How to modify or read a mutable vector passed as an argument in a function?

1
votes
  test :: VM.MVector s Int -> Int
  test x = runST $ do
    a <- return x
    VM.read a 0 -- Type error

I am trying to figure out how to not put everything inside a ST monad into a single function. If I tried to modify x or return a value from it, the compiler would complain about the state part of the mutable vector not matching up.

Would operating on passed mutable vectors be possible in Haskell or do I have to freeze them into the immutable counterparts before doing anything on them?

Edit:

Here is the actual error.

Couldn't match type `s1' with `s'
  `s1' is a rigid type variable bound by
       a type expected by the context: ST s1 Int at rjb.hs:17:12
  `s' is a rigid type variable bound by
      the type signature for test :: VM.MVector s Int -> Int
      at rjb.hs:16:11
Expected type: VM.MVector
                 (Control.Monad.Primitive.PrimState (ST s1)) Int
  Actual type: VM.MVector s Int
Relevant bindings include
  a :: VM.MVector s Int (bound at rjb.hs:18:5)
  x :: VM.MVector s Int (bound at rjb.hs:17:8)
  test :: VM.MVector s Int -> Int (bound at rjb.hs:17:3)
In the first argument of `VM.read', namely `a'
In a stmt of a 'do' block: VM.read a 0

Edit: The following passes type checking.

  test :: VM.MVector (Control.Monad.Primitive.PrimState IO) Int -> IO (Int)
  test x = VM.read x 0

I am guessing that I would be able to mutate the x vector as well. So...

1
haskellvectormonadsmutable
can you please add the actual error? - Random Dev
a <- return x is redundant. That just gives you x again. - melpomene
@Carsten Added the error. - Marko Grdinic
It would help if you included your imports. - ErikR
If you want to mutate a monadic vector, you have to return a monadic value. That's the whole point of monads: side effects must appear in the type. A function of type VM.MVector s Int -> Int is necessarily a constant function. - chi

1 Answers

7
votes

You probably need some example. Here's a basic commented one, but I'm sure you'll find others in the net if you google a bit.

import Control.Monad.ST
import qualified Data.Vector.Mutable as VM

-- This returns a reference to a vector, wrapped in the ST s monad.
test :: ST s (VM.MVector s Int)
test = do
  v <- VM.new 10       -- create vector
  VM.write v 3 2000    -- modify it
  VM.write v 4 3000
  x <- VM.read v 3     -- access it
  VM.write v 4 (x+1)   
  return v             -- return it

-- This instead returns a (wrapped) Int
test2 :: ST s Int
test2 = do
  v <- test            -- call test, which performs the allocation
  VM.read v 4          -- return v[4]

-- This returns a plain pure Int value    
test3 :: Int
test3 = runST test2

Note that runST x can only be used when the type of x is the polytype ST s T where T does NOT involve the type variables s. This is how the ST monad achieves referential transparency.

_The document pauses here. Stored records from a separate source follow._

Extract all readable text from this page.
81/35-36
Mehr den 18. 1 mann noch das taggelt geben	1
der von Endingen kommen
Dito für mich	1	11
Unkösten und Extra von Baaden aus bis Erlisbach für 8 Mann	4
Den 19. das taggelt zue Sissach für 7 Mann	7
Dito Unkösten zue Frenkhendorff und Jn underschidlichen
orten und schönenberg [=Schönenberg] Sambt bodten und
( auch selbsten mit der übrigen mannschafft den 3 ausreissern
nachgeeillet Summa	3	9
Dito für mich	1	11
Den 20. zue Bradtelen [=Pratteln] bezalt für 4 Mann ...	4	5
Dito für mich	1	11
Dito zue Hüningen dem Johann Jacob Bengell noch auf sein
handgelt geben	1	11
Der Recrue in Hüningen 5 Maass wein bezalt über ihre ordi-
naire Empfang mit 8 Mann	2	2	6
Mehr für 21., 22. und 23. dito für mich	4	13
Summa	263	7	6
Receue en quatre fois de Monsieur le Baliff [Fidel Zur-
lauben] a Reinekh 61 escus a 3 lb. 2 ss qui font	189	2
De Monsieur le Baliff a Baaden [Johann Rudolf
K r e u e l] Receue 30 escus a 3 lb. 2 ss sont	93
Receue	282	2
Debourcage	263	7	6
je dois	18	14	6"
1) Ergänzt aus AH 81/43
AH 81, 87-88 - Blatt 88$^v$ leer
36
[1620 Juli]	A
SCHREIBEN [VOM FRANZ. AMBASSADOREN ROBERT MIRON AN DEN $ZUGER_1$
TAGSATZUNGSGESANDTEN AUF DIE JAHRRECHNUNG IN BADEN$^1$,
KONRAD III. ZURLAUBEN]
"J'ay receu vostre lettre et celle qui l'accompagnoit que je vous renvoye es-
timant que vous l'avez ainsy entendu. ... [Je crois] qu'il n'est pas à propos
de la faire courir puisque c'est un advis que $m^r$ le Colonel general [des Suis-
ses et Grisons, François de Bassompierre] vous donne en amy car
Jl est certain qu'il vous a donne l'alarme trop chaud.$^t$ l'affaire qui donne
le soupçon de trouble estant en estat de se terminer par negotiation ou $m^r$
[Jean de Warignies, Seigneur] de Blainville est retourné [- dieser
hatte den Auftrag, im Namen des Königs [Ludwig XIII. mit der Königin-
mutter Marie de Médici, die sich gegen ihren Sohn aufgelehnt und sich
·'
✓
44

In more simple terms, this means that any "pointer" to allocated memory must never be returned by runST. When runST returns, every allocation of mutable things can be freed. Hence, a typical ST s computation performs runST only at the very end, when it's ready to throw away all the mutable data and keep an immutable portion of it. In the example above, the immutable portion was the 4th element (counting from 0, as usual), which is an immutable Int.

If you are not familiar with ST s, I'd recommend you forget about vectors for the moment, and do some practice with STRef s Int (references to Int) and ST. Any ST tutorial would suffice.